Man goes over Yellowstone waterfall
Yellowstone rescue workers are looking for a 20-year-old Utah man who climbed into the Yellowstone River on Tuesday and let the current carry him over the 308-foot Lower Falls. NEWS&GUIDE FILE PHOTO / BRADLY J. BONERView our entire photo gallery >>
By Cory Hatch, Jackson Hole, Wyo.
June 18, 2009
Yellowstone rescue workers are looking for a 20-year-old Utah man who climbed into the Yellowstone River on Tuesday and let the current carry him over the 308-foot Lower Falls.
Yellowstone National Park spokesman Al Nash said park officials believe it was a suicide attempt.
“Witnesses were clear that this young man climbed over the railing and jumped into the river and went over the falls,” he said. “Based on [interviews] with witnesses, we determined that this indeed was a suicide attempt.”
Nash said the man, who went over the falls at 1:50 p.m., is presumed dead.
“With a fall of 300 feet, you’re either going to strike rock or you’re going to strike the surface of the water, which is as hard as rock,” he said. “It would not be considered a survivable fall.”
Yellowstone officials are withholding the man’s name pending notification of his family.
Nash said investigators have received conflicting reports of exactly where the man lived in Utah.
Search efforts Wednesday included a helicopter and rescue workers along the shoreline, but the steep-sided Grand Canyon of the Yellowstone is 20 miles long and 800 to 1,200 feet deep, making those efforts difficult, Nash said.
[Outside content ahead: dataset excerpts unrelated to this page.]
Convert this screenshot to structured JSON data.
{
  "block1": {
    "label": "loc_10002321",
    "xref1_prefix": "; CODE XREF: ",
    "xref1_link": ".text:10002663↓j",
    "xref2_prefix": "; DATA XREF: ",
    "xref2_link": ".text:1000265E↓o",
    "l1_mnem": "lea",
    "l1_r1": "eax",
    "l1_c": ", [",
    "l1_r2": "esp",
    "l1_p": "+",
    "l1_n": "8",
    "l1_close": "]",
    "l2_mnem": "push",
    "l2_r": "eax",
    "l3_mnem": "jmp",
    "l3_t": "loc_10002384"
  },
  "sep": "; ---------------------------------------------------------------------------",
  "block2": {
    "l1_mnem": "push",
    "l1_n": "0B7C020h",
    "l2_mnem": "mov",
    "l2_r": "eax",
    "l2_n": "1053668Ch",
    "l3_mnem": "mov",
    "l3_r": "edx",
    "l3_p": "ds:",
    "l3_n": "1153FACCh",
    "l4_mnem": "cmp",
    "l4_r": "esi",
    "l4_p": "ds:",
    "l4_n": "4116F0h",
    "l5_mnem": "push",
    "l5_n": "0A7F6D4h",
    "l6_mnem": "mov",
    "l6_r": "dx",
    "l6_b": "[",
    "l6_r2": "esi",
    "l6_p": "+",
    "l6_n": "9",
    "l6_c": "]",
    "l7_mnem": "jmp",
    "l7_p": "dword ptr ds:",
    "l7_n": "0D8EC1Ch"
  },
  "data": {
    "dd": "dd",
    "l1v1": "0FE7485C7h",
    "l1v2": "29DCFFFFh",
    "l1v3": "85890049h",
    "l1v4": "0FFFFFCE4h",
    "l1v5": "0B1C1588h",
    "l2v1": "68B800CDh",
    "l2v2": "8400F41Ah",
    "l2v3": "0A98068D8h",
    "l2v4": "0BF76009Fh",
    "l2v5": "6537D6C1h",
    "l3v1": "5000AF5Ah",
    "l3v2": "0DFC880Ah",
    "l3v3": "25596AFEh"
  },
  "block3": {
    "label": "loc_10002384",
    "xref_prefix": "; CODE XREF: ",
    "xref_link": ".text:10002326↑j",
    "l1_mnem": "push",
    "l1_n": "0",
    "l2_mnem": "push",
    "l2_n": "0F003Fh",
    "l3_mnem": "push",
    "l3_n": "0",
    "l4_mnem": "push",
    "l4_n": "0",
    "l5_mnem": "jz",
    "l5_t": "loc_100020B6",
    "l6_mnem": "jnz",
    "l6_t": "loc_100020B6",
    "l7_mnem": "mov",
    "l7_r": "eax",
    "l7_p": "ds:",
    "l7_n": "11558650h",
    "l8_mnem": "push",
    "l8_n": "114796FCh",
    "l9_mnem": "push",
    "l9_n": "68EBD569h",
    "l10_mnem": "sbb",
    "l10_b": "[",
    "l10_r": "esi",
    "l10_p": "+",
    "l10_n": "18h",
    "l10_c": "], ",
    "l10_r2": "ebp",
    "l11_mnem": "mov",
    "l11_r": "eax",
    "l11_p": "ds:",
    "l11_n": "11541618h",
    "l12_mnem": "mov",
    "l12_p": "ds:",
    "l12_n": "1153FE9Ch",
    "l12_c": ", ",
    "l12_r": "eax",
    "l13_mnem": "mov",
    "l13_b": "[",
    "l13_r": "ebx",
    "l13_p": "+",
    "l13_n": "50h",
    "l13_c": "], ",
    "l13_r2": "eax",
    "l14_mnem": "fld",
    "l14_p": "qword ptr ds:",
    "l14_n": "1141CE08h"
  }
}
“There are a few trails that go close to the edge, but it is very hard to access the river along much of the length of the canyon,” he said. “Where we can access the riverbank, we are. We also will have people above the bank who are using binoculars and spotting scopes to look down into and along the river. The waters are hazardous enough so that we’re not going to be putting personnel on a raft or a boat on the river itself.”
The search is also confounded by uncertainty over where to look.
“Certainly the water could carry him some distance downstream,” Nash said. “But there are a great number of places where something could get lodged along the river and certainly could be lodged beneath the surface and not visible.”